My only hope is that he finds that one person that desperately needs that truck and is willing to drop that amount of coin to get it.
I know everyone sees value in different ways, but this may be stretching it a bit.

Who ever you are, Good Luck!
A u bolt flip is a good modification. How they should have been from the factory.
 

Rvitko

New member
139
2
0
Location
Austin tx
For my purposes where I may be weekending in the truck, 24v for an electric truck cab heater and running mil surp tools/ cooking equipment, 24v can't be beat for the reserve cap.

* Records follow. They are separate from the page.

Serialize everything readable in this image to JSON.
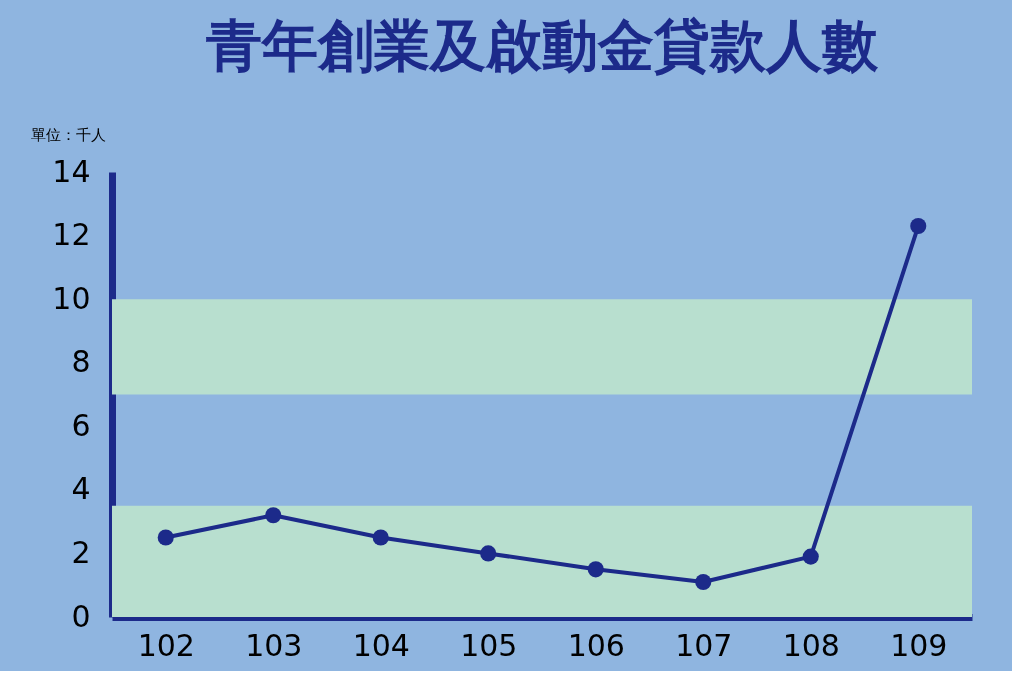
{
  "chart_data": {
    "type": "line",
    "title": "青年創業及啟動金貸款人數",
    "ylabel": "單位：千人",
    "categories": [
      "102",
      "103",
      "104",
      "105",
      "106",
      "107",
      "108",
      "109"
    ],
    "series": [
      {
        "color": "#1c2a8a",
        "values": [
          2.5,
          3.2,
          2.5,
          2.0,
          1.5,
          1.1,
          1.9,
          12.3
        ]
      }
    ],
    "ylim": [
      0,
      14
    ],
    "yticks": [
      0,
      2,
      4,
      6,
      8,
      10,
      12,
      14
    ],
    "marker": "circle",
    "bands": [
      {
        "axis": "y",
        "from": 0,
        "to": 3.5,
        "color": "#b8dfcf"
      },
      {
        "axis": "y",
        "from": 7,
        "to": 10,
        "color": "#b8dfcf"
      }
    ]
  }
}
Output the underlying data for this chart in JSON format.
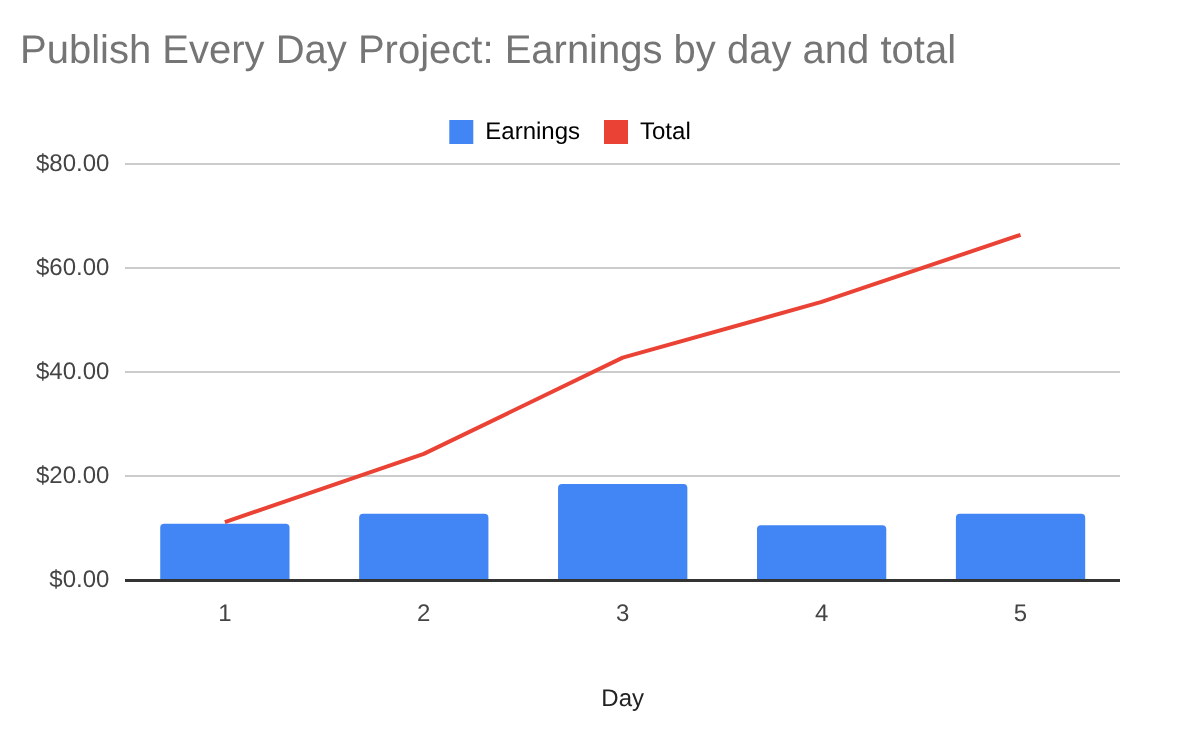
{
  "chart_data": {
    "type": "bar",
    "title": "Publish Every Day Project: Earnings by day and total",
    "xlabel": "Day",
    "categories": [
      "1",
      "2",
      "3",
      "4",
      "5"
    ],
    "series": [
      {
        "name": "Earnings",
        "color": "#4285f4",
        "values": [
          10.9,
          12.8,
          18.5,
          10.6,
          12.8
        ]
      },
      {
        "name": "Total",
        "type": "line",
        "color": "#ea4335",
        "values": [
          11.2,
          24.3,
          42.8,
          53.5,
          66.4
        ]
      }
    ],
    "ylim": [
      0,
      80
    ],
    "yticks": [
      {
        "value": 0,
        "label": "$0.00"
      },
      {
        "value": 20,
        "label": "$20.00"
      },
      {
        "value": 40,
        "label": "$40.00"
      },
      {
        "value": 60,
        "label": "$60.00"
      },
      {
        "value": 80,
        "label": "$80.00"
      }
    ],
    "grid": "y",
    "legend": "top",
    "marker": "none"
  }
}
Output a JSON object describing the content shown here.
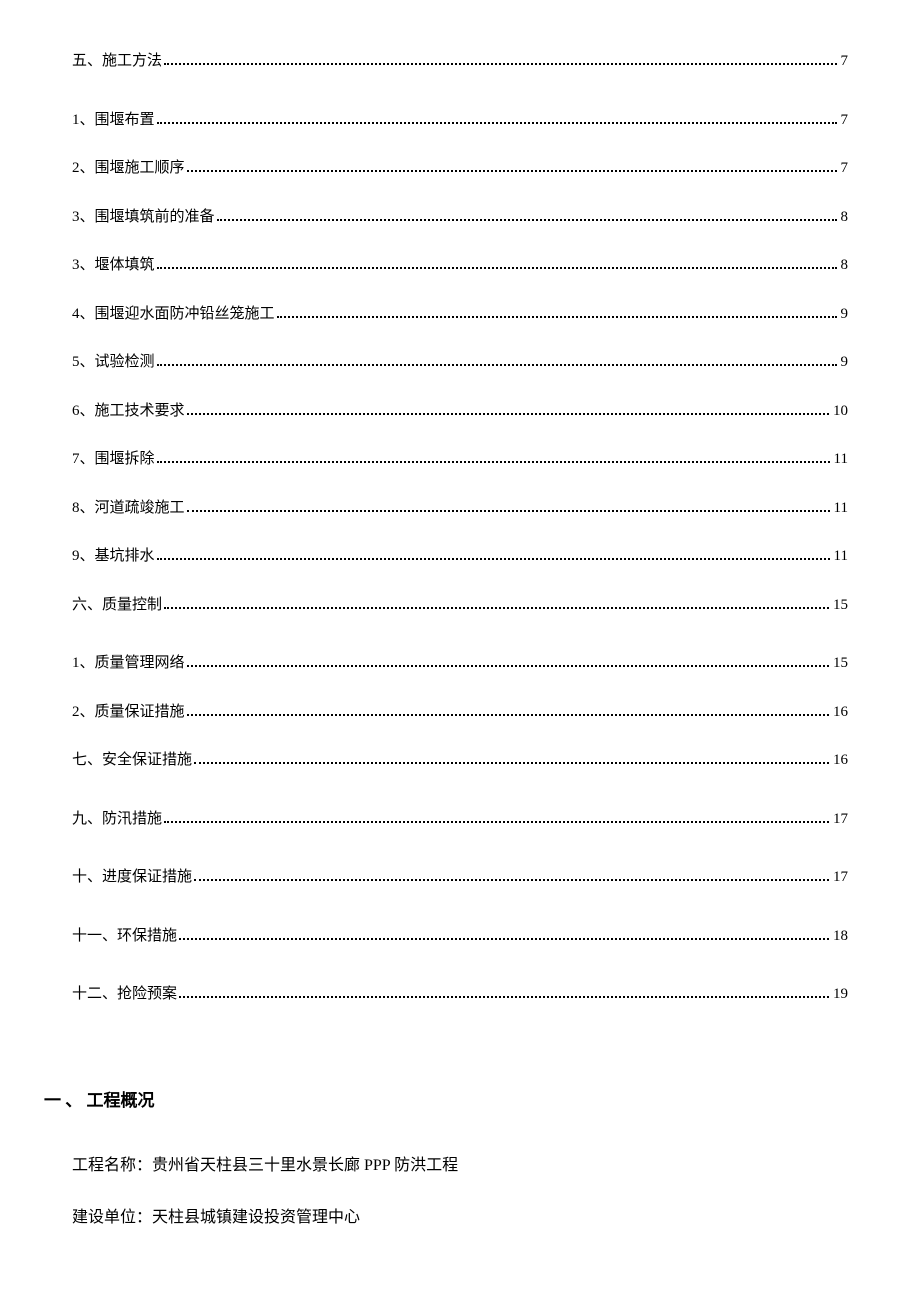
{
  "toc": {
    "entries": [
      {
        "level": 1,
        "title": "五、施工方法",
        "page": "7"
      },
      {
        "level": 2,
        "title": "1、围堰布置",
        "page": "7"
      },
      {
        "level": 2,
        "title": "2、围堰施工顺序",
        "page": "7"
      },
      {
        "level": 2,
        "title": "3、围堰填筑前的准备",
        "page": "8"
      },
      {
        "level": 2,
        "title": "3、堰体填筑",
        "page": "8"
      },
      {
        "level": 2,
        "title": "4、围堰迎水面防冲铅丝笼施工",
        "page": "9"
      },
      {
        "level": 2,
        "title": "5、试验检测",
        "page": "9"
      },
      {
        "level": 2,
        "title": "6、施工技术要求",
        "page": "10"
      },
      {
        "level": 2,
        "title": "7、围堰拆除",
        "page": "11"
      },
      {
        "level": 2,
        "title": "8、河道疏竣施工",
        "page": "11"
      },
      {
        "level": 2,
        "title": "9、基坑排水",
        "page": "11"
      },
      {
        "level": 1,
        "title": "六、质量控制",
        "page": "15"
      },
      {
        "level": 2,
        "title": "1、质量管理网络",
        "page": "15"
      },
      {
        "level": 2,
        "title": "2、质量保证措施",
        "page": "16"
      },
      {
        "level": 1,
        "title": "七、安全保证措施",
        "page": "16"
      },
      {
        "level": 1,
        "title": "九、防汛措施",
        "page": "17"
      },
      {
        "level": 1,
        "title": "十、进度保证措施",
        "page": "17"
      },
      {
        "level": 1,
        "title": "十一、环保措施",
        "page": "18"
      },
      {
        "level": 1,
        "title": "十二、抢险预案",
        "page": "19"
      }
    ]
  },
  "heading": "一 、 工程概况",
  "body": {
    "line1": "工程名称：贵州省天柱县三十里水景长廊 PPP 防洪工程",
    "line2": "建设单位：天柱县城镇建设投资管理中心"
  },
  "style": {
    "background_color": "#ffffff",
    "text_color": "#000000",
    "font_family": "SimSun",
    "toc_fontsize": 15,
    "heading_fontsize": 17,
    "body_fontsize": 16
  }
}
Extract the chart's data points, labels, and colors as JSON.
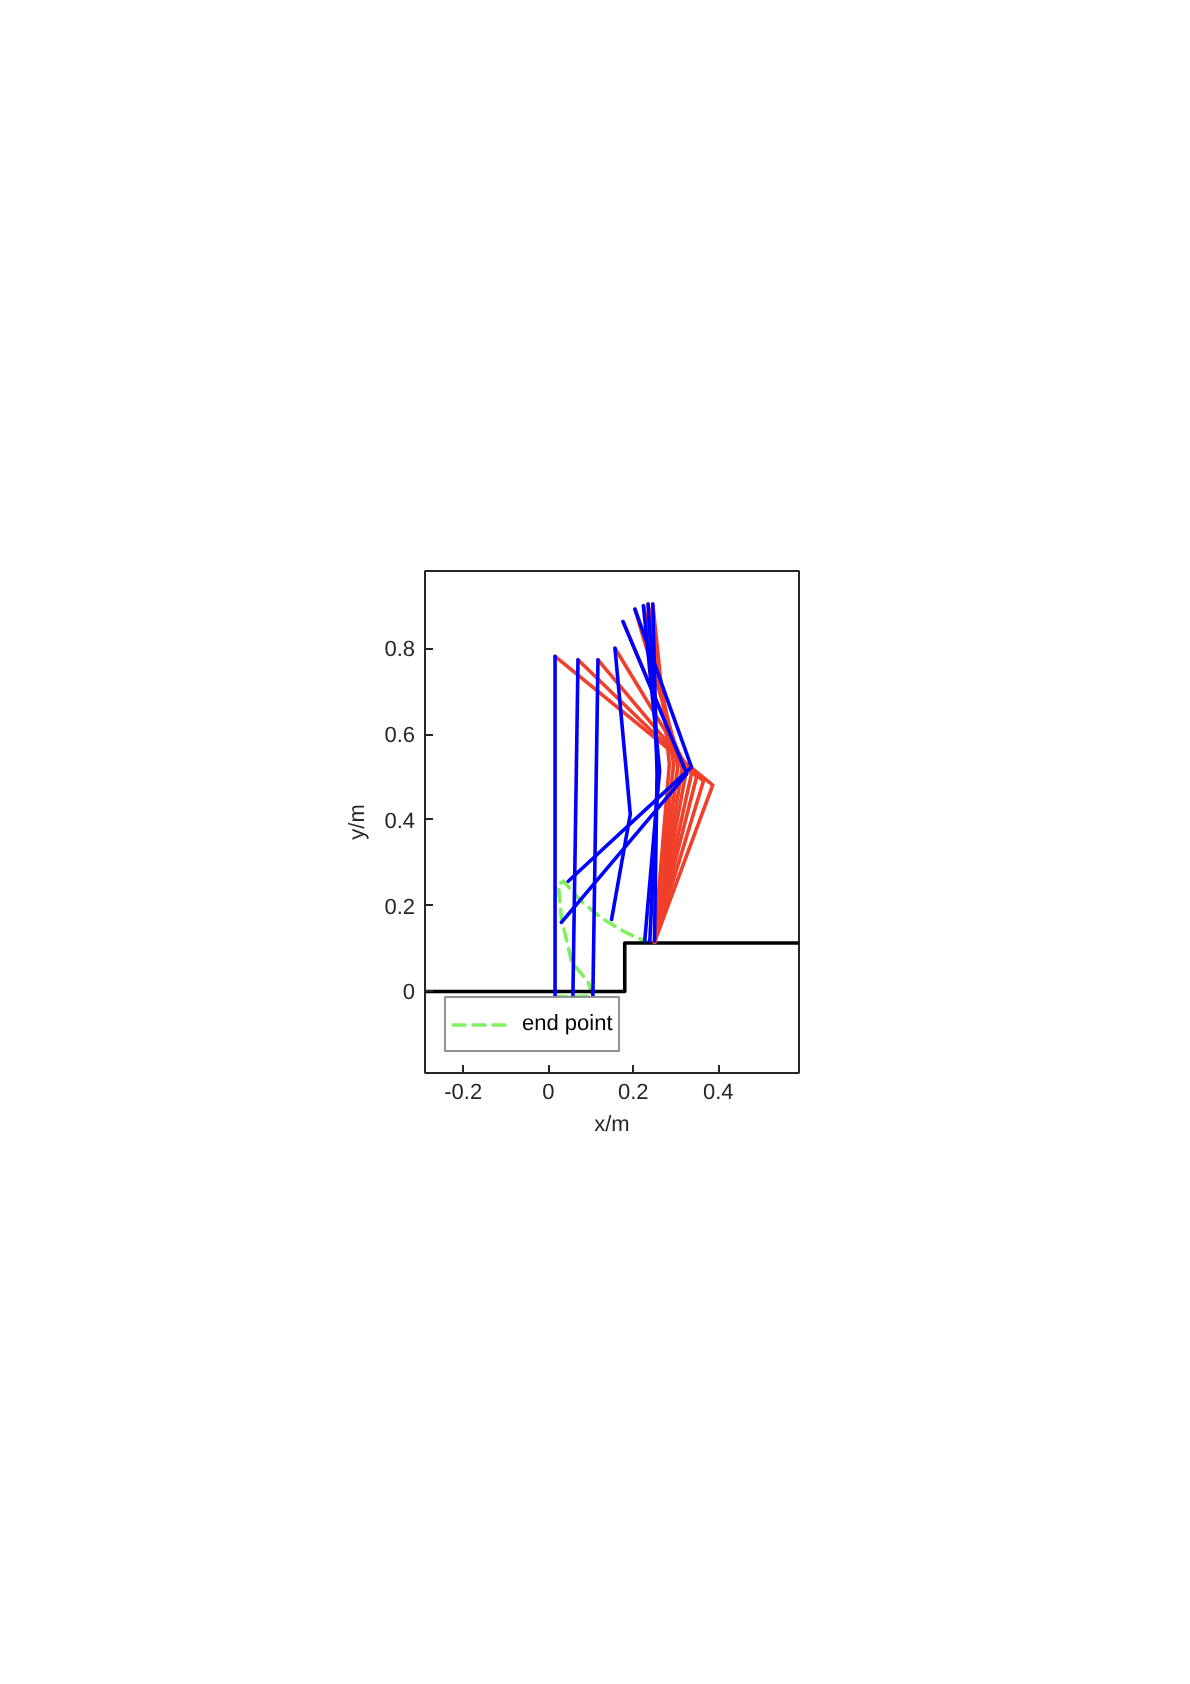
{
  "chart_data": {
    "type": "line",
    "xlabel": "x/m",
    "ylabel": "y/m",
    "xlim": [
      -0.29,
      0.59
    ],
    "ylim": [
      -0.19,
      0.98
    ],
    "xticks": [
      -0.2,
      0,
      0.2,
      0.4
    ],
    "yticks": [
      0,
      0.2,
      0.4,
      0.6,
      0.8
    ],
    "legend": "bottom left",
    "series": [
      {
        "name": "end point",
        "color": "#80f060",
        "line_style": "dashed",
        "x": [
          0.016,
          0.058,
          0.105,
          0.094,
          0.055,
          0.031,
          0.024,
          0.036,
          0.078,
          0.125,
          0.18,
          0.211,
          0.235
        ],
        "values": [
          -0.011,
          -0.012,
          -0.01,
          0.022,
          0.069,
          0.171,
          0.249,
          0.257,
          0.21,
          0.171,
          0.139,
          0.124,
          0.116
        ]
      },
      {
        "color": "#000000",
        "x": [
          -0.29,
          0.18,
          0.18,
          0.59
        ],
        "values": [
          0,
          0,
          0.113,
          0.113
        ]
      },
      {
        "color": "#f0402a",
        "x": [
          0.016,
          0.387,
          0.25
        ],
        "values": [
          0.781,
          0.481,
          0.115
        ]
      },
      {
        "color": "#f0402a",
        "x": [
          0.07,
          0.365,
          0.25
        ],
        "values": [
          0.773,
          0.49,
          0.115
        ]
      },
      {
        "color": "#f0402a",
        "x": [
          0.117,
          0.349,
          0.25
        ],
        "values": [
          0.773,
          0.5,
          0.115
        ]
      },
      {
        "color": "#f0402a",
        "x": [
          0.157,
          0.337,
          0.25
        ],
        "values": [
          0.8,
          0.507,
          0.115
        ]
      },
      {
        "color": "#f0402a",
        "x": [
          0.176,
          0.325,
          0.25
        ],
        "values": [
          0.862,
          0.515,
          0.115
        ]
      },
      {
        "color": "#f0402a",
        "x": [
          0.204,
          0.315,
          0.25
        ],
        "values": [
          0.891,
          0.52,
          0.115
        ]
      },
      {
        "color": "#f0402a",
        "x": [
          0.224,
          0.305,
          0.25
        ],
        "values": [
          0.899,
          0.525,
          0.115
        ]
      },
      {
        "color": "#f0402a",
        "x": [
          0.235,
          0.295,
          0.25
        ],
        "values": [
          0.903,
          0.53,
          0.115
        ]
      },
      {
        "color": "#f0402a",
        "x": [
          0.246,
          0.285,
          0.25
        ],
        "values": [
          0.903,
          0.53,
          0.115
        ]
      },
      {
        "color": "#0000ff",
        "x": [
          0.016,
          0.016
        ],
        "values": [
          0.781,
          -0.009
        ]
      },
      {
        "color": "#0000ff",
        "x": [
          0.07,
          0.058
        ],
        "values": [
          0.773,
          -0.012
        ]
      },
      {
        "color": "#0000ff",
        "x": [
          0.117,
          0.105
        ],
        "values": [
          0.773,
          -0.012
        ]
      },
      {
        "color": "#0000ff",
        "x": [
          0.157,
          0.193,
          0.149
        ],
        "values": [
          0.8,
          0.413,
          0.168
        ]
      },
      {
        "color": "#0000ff",
        "x": [
          0.176,
          0.326,
          0.031
        ],
        "values": [
          0.862,
          0.507,
          0.161
        ]
      },
      {
        "color": "#0000ff",
        "x": [
          0.204,
          0.337,
          0.047
        ],
        "values": [
          0.891,
          0.523,
          0.257
        ]
      },
      {
        "color": "#0000ff",
        "x": [
          0.224,
          0.262,
          0.227
        ],
        "values": [
          0.899,
          0.515,
          0.118
        ]
      },
      {
        "color": "#0000ff",
        "x": [
          0.235,
          0.258,
          0.239
        ],
        "values": [
          0.903,
          0.51,
          0.118
        ]
      },
      {
        "color": "#0000ff",
        "x": [
          0.246,
          0.256,
          0.25
        ],
        "values": [
          0.903,
          0.505,
          0.118
        ]
      }
    ]
  }
}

I haven't had a non diesel vehicle in over a decade, don't see ever going back. I will acknowledge the detroit is far from the best diesel but an old mechanical diesel stays running, once running, you are not at the mercy of batteries, ignition systems, alternators. If you can just get it started, even a trickle is enough to keep the fuel solenoid open, but not enough to keep plugs firing. If I did a 6.5, I would use an early mech pump without the computer and a hmmv block. As a general rule diesels will last longer, they are built to withstand much higher internal pressures, a rule of thumb is a gasser is a 150,000 mile engine before overhaul, a diesel is a 250,000 mile engine. Not to mention being able to use, veg oil, ATF, home heating oil, kerosene, etc in a pinch and the safety of diesel over gasoline.


I can see why someone would do it different, if they wanted speed and didn't stray far from civilization, but that is why the truck in question has no value to me, but I don't think the price is ridiculous for one that would meet my needs. I will be paying close to that anyway, just in installments. A case in point, a neighbor is restoring a civilian blazer from the same time period, younger guy, he only understands fuel injection, that is what he did, if I had a gasser, I would want a carb, I can rebuild a carb and I loathe electronics. For him, fuel injection is what he knows and he has never done a carburetor.